• An investigation into the cold heavy oil production with sand process using synthetic cores and designed experiments

      Narayan, Arya; Awoleke, Obadare; Ahmadi, Mohabbat; Hanks, Catherine; Liu, Jenny (2016-05)
      This study deals with the development of a methodology for making low compressive strength cores used in an experimental investigation of the Cold Heavy Oil Production with Sand (CHOPS) process. An experimental setup was designed and built to investigate the effect of rock compressive strength as well as flow parameters, such as oil viscosity, net and total confining pressure, and injection rate, on core permeability. The approach was to optimize the value of a response variable by changing the values of the affecting factors. Sand blends were prepared by varying the ratios of aggregate, cementing material and water to prepare synthetic cores.
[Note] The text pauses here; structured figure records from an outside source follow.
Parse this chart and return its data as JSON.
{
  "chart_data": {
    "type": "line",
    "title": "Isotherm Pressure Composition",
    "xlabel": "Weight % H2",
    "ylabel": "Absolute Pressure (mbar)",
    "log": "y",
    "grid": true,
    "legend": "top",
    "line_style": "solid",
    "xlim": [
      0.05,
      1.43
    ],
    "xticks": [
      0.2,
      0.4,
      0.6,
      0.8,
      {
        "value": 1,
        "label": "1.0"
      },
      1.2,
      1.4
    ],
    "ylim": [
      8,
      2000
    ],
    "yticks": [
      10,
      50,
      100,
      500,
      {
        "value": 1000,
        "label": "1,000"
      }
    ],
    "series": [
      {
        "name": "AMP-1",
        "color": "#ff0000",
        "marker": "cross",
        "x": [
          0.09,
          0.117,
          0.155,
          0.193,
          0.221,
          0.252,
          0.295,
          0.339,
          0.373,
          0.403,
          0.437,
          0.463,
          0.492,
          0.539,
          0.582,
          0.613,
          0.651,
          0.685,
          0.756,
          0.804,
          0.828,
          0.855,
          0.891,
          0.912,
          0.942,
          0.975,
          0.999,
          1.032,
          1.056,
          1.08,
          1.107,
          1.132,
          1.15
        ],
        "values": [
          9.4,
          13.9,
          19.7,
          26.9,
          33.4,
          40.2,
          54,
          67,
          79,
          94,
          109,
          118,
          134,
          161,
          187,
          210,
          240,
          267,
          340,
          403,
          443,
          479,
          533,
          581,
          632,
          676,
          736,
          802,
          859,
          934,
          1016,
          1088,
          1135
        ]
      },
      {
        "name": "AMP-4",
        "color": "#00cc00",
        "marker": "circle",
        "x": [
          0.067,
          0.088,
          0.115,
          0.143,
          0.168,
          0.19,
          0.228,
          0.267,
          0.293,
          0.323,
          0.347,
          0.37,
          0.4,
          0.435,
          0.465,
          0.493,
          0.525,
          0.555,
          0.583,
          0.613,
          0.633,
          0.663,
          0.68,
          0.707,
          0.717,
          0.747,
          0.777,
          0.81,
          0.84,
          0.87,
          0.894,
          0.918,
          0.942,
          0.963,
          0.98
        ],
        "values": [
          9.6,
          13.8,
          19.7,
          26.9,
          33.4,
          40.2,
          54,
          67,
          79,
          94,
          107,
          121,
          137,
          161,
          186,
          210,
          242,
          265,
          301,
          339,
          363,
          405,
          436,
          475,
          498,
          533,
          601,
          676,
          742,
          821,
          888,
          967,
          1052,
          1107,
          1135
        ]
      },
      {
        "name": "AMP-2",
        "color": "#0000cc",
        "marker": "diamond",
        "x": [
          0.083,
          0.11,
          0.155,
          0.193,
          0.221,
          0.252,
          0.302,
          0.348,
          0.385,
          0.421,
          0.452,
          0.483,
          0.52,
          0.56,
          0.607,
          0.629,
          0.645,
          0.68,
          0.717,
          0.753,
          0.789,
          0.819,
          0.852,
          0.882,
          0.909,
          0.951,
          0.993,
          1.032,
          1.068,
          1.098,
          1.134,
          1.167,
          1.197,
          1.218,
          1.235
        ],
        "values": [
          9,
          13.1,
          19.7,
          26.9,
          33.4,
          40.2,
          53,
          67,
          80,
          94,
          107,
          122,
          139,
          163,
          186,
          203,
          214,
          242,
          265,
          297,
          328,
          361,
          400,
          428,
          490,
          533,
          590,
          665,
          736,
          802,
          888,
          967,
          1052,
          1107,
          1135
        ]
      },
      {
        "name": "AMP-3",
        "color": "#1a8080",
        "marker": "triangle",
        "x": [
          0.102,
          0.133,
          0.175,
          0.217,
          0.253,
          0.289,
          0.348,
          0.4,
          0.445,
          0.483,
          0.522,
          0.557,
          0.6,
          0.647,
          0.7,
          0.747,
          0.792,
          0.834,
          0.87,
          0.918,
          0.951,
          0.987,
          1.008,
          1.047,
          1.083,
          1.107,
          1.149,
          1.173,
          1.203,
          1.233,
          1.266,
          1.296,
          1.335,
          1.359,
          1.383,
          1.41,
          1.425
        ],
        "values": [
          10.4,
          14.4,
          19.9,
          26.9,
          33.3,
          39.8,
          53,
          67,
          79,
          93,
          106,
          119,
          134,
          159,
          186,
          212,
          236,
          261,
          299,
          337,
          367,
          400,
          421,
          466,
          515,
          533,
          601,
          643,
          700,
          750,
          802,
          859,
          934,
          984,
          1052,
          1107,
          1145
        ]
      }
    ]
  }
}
An experimental unit was built to simulate wormhole propagation during the CHOPS process, where oil, at an ambient temperature, was injected into 2-inch × 4-inch cores at varying rates of 0.5–10 ml/min under differential confining pressures of 500 and 1000 psia. The pressure drop across the core was monitored and recorded throughout the process. When non-swelling clay is used as a cementing material compared with actual cement to make synthetic core, the compressive strength of the samples falls dramatically by 64%. Two factors were considered in the coreflood experiments: Oil Viscosity (370 and 690 cp) and Injection Rates (0.5 and 3 ml/min) at a net confining pressure of 500 psia, below the compressive strength of the core. It is hypothesized that injecting oil of different viscosities at different rates affects the internal structure of the core in different ways (there is fluid-rock interaction) and thus, at lower pore volumes of injection, the permeability of the core for high viscosity oil is almost 11.2% greater than for low viscosity oil. Also, design of experiment approach was used and regression model was developed for permeability of core based on values recorded at specific pore volumes injected for different injection rates and oil viscosities. It was found that at a constant confining pressure for all rates and at lower pore volumes injected, 99.8% of the variance in permeability can be explained by oil viscosity, injection rate and their interaction. At higher pore volumes injected, the variance in permeability that can be explained by oil viscosity, the injection rate and their interaction is only 40.63%.